This astute adage emphasizes the need for every nation to develop its transport infrastructure which creates economic development, creates employment, enhances safety and raises the standard of living of the entire populace.
In Nigeria, this onus lies with Mr. Rotimi Amaechi as the Minister of Transport and indeed all Nigerians hopes he does get it right so we could benefit from the enormous potentials the transport industry could provide the nation.
The Nigerian transport sector represents around 10% of Gross Domestic Product (GDP) and 10% of employment. In the past 30 years traffic has increased by more than 75%, while passenger movements grew by 110%. This has resulted to pollution and congestion.
The roads, rail system, air and sea transports remain the arteries of a port’s economy because they deliver goods to citizens and companies alike, as well as functioning as a major source of employment. Nevertheless, the port roads in Nigeria have become death‐traps, the water‐ways a den for pirates while the rail system takes one step forward and two backwards. This coupled with the congestion of city roads as a result of increase in urban population gives rise to a call for a new transport order.
Let’s take a cursory look at ways of creating comprehensive urban development and transport policies to address deep‐seated social and demographic changes at the ports.
One essential approach would be to strike a balance between different modes of transport. Our roads are cloaked with too many trucks carrying containers with items that can be conveyed via the waterways as Nigeria is blessed with a beautiful inland water system that stretches across more than 10,000km of navigable waterways. This water wealth comprises rivers, creeks, lagoons and lakes, and intra‐coastal waters. The railway can also be utilized rather than barricading our roads with trucks. To see the level this chaos has led to, simply visit the Oshodi‐Apapa expressway.
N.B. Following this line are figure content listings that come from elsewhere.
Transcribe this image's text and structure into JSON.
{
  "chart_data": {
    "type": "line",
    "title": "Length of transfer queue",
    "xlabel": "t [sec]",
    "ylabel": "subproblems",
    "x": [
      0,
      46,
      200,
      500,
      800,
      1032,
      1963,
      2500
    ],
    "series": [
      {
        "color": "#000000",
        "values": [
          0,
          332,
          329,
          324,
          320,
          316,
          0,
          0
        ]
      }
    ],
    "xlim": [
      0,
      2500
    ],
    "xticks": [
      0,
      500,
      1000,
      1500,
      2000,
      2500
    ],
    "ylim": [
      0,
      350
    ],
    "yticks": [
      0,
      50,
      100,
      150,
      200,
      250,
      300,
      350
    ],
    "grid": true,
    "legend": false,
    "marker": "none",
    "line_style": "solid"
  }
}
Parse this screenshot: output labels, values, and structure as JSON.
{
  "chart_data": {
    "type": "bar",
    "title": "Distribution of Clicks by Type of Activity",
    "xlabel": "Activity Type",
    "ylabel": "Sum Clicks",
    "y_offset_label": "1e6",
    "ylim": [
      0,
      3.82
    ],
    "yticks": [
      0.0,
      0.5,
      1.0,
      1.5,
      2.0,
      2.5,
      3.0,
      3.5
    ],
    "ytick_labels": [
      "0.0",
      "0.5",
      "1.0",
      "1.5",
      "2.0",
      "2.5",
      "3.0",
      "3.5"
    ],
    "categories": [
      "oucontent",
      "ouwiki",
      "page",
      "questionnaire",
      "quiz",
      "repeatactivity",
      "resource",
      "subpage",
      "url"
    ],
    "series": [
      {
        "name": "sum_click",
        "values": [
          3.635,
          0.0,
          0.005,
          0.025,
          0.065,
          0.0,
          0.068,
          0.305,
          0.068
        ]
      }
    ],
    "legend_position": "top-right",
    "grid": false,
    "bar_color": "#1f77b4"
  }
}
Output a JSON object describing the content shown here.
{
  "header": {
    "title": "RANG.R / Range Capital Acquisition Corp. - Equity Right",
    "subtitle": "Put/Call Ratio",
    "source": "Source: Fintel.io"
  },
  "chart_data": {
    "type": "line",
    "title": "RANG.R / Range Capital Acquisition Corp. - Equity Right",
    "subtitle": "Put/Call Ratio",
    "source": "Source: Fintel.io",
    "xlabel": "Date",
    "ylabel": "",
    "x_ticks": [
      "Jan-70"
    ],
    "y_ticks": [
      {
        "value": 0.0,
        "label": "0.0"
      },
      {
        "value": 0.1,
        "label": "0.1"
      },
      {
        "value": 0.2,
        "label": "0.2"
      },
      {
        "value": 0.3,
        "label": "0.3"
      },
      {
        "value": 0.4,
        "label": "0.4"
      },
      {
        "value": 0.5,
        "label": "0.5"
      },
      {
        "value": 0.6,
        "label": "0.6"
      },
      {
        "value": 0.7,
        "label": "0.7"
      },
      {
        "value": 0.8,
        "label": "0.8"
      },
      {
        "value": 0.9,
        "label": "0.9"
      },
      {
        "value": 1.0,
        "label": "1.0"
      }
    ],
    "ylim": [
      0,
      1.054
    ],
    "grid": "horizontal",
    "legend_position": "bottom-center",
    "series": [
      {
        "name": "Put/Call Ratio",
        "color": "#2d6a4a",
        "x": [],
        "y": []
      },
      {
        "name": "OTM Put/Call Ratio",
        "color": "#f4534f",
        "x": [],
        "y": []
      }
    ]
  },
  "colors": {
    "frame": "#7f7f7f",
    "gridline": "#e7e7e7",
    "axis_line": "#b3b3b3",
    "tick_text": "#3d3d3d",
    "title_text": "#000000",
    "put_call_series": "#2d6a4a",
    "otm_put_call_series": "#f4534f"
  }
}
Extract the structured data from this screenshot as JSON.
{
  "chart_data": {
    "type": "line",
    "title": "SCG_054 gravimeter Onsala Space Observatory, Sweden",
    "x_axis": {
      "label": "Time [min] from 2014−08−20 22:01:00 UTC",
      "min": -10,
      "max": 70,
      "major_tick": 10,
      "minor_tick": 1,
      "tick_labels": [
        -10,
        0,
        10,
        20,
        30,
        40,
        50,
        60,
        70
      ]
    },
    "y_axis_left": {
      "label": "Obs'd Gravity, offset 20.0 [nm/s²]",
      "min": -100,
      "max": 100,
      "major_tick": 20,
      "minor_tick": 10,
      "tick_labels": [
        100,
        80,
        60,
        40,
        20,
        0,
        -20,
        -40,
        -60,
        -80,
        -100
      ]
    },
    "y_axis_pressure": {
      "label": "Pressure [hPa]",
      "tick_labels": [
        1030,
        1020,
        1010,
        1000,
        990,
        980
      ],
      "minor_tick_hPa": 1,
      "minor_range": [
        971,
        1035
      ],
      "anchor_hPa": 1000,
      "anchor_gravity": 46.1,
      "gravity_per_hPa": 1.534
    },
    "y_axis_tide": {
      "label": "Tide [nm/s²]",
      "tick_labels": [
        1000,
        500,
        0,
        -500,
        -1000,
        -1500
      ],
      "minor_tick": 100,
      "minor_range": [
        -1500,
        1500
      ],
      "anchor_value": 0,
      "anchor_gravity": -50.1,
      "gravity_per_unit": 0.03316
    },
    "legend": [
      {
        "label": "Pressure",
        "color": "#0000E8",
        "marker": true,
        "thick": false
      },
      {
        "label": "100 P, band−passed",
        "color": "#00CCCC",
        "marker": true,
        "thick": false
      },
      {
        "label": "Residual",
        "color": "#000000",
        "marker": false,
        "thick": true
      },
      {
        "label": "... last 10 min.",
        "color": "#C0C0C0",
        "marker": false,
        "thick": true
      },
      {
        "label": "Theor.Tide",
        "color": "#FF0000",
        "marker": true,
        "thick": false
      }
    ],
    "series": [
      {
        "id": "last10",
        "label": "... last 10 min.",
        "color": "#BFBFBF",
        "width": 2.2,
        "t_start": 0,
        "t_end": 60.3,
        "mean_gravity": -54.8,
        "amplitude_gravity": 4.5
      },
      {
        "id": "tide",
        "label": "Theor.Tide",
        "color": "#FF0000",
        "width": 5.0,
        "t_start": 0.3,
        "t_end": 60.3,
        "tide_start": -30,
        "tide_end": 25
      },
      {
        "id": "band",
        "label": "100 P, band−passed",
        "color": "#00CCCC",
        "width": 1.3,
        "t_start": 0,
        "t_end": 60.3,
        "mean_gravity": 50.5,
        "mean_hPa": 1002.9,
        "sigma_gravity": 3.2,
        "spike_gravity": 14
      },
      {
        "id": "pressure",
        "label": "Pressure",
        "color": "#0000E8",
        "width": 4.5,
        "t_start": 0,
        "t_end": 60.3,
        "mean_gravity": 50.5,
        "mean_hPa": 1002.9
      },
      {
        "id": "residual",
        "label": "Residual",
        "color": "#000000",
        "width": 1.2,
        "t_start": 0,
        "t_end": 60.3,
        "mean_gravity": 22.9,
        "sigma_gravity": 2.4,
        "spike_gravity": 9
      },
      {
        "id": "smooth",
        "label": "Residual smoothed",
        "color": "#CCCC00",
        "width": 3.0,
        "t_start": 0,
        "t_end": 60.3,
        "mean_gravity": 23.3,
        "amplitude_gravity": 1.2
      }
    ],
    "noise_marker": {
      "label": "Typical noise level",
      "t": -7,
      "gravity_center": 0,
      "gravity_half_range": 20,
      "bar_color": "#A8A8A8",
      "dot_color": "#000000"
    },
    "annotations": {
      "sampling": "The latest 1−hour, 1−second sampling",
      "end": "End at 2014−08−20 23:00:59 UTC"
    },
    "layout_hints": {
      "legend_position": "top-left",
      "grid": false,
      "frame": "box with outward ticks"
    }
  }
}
It is also important to furnish other means of transportation such as the waterways and railway service with optimum services, security and safety which is obtainable via road transport. The problem is not that people aren’t aware that things and people could be transported via the waterways or the railways, but they feel it is safer via the roads and they are not wrong. The rail and waterways should be able to boast as much comfort and security to be able to encourage users.
Connecting all modes of transport together would also contribute chiefly to the ease of access. Other long‐term solutions the new Transport Minister could explore include, upgrading the public transport system and creating high performance traffic management teams which would be very crucial to creating an efficient transport system within and outside our ports.